LEADESHIP E STORYTELLING

Hai un’agenzia di rappresentanza e vuoi sapere come essere un leader? Comunica in modo nuovo!

Da parecchi anni le neuroscienze studiano il comportamento delle persone nel momento dell’acquisto. I risultati sono straordinari e dimostrano che gli individui che incontriamo necessitano, oggi più che mai, di un atteggiamento di sicurezza e guida. La gente ha bisogno di conoscere storie di successo per poter dire “si può fare”. Comincia quindi col condividere una nuova cultura del settore, basata sul racconto di storie vere, che mettano in primo piano le emozioni e perchè no, le paure delle persone che hanno fondato le aziende che rappresentiamo. Stiamo parlando di storytelling. Se ci pensiamo bene, tutti raccontano – per informare, per convincere, per influenzare una scelta o attivare un comportamento negli altri – ma solo in pochi lo fanno efficacemente. Se è vero che il 95% delle nostre decisioni deriva dalla nostra parte inconscia e che solo il 5% sono razionali, ecco spiegato il perché del successo di questo nuovo modo di comunicare. Applicare lo storytelling nel nostro lavoro porta a instaurare relazioni più profonde e a coinvolgere attivamente le persone nello sposare l’identità di un’azienda e il sogno del fondatore, e non semplicemente un prodotto. Lo storytelling serve a dare motivazione e visione a lungo raggio, elementi capaci di imprimersi nel cuore e nello stomaco delle persone. Lo storytelling deve partire dalla nostra storia, da quando abbiamo deciso di fare questo mestiere, perché lo faceva nostro padre, o perché abbiamo sempre sognato di viaggiare e conoscere tante persone, o perché adoriamo la sfida e vendere ci dà la carica. Raccontare la nostra storia è uno dei primi passi per renderci ancora più credibili e umani agli occhi dei clienti. Possiamo proporre un nuovo prodotto raccontando come l’azienda sia arrivata a studiarlo, qual è stato il pensiero alla base del designer e cosa abbiamo provato noi, la prima volta che ce ne hanno parlato. Non si tratta di autocelebrarsi, ma di trasferire le emozioni che proviamo o che abbiamo provato, cosicché la persona davanti a noi possa viverle a sua volta.

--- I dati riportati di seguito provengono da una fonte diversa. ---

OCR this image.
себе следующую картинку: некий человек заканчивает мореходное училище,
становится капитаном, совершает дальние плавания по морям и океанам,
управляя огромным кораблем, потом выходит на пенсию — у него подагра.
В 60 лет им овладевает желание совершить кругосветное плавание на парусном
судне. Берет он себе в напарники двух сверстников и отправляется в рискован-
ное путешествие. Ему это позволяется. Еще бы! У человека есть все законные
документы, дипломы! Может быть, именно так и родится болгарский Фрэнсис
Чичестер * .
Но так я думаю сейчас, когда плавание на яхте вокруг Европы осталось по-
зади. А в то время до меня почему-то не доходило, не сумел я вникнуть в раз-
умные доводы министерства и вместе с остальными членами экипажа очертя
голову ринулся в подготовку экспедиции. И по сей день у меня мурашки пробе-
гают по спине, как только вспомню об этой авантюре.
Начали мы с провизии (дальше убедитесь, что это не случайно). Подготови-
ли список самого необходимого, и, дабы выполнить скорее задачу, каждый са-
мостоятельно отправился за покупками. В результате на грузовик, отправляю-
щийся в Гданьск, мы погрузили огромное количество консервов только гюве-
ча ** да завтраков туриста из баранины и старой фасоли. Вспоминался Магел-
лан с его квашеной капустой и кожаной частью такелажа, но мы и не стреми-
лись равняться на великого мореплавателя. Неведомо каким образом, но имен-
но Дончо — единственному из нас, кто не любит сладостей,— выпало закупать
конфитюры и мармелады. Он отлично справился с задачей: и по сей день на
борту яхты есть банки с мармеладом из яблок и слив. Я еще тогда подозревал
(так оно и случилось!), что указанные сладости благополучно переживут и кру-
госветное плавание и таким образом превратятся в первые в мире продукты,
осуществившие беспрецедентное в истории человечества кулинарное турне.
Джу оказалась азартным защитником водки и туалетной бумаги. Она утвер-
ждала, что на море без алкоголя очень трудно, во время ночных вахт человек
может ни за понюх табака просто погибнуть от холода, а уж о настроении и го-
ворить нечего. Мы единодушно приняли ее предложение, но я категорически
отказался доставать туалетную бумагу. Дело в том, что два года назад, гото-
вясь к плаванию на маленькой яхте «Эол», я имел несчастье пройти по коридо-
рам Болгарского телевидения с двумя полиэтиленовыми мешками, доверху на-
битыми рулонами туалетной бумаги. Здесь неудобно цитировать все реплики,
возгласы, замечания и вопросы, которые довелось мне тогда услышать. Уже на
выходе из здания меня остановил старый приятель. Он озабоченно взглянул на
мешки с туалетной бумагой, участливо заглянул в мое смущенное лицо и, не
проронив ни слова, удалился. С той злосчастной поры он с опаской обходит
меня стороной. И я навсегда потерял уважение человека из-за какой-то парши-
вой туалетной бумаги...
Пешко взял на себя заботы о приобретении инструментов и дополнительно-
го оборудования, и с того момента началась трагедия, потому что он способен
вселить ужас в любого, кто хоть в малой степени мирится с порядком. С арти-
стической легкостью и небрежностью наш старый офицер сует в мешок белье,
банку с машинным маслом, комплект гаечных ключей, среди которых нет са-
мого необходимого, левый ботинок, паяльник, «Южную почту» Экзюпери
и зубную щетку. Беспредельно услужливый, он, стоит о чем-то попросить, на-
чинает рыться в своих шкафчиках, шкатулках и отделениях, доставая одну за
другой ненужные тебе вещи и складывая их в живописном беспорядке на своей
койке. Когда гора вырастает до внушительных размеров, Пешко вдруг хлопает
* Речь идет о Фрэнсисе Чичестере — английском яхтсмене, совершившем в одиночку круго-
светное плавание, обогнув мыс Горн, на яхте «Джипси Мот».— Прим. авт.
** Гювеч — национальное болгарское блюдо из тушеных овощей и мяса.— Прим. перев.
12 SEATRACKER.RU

Quali sono i passi da compiere?

  1. Incontriamo i nostri clienti per parlare di cose che vadano oltre la semplice offerta, ma che trattino invece di iniziative, prospettive di crescita e sviluppo. Facciamo in modo che abbiano voglia di vederci;
  2. facciamo sentire importanti le persone con cui lavoriamo: il nostro cliente è il nostro partner migliore;
  3. rendiamoci umani, raccontiamo ciò che conta per noi e per le aziende che rappresentiamo.

La verità è che una storia verrà raccontata comunque: su di noi, sulle nostre aziende, sulla nostra agenzia. Molto meglio essere noi a raccontare ciò che è bene che il mercato sappia.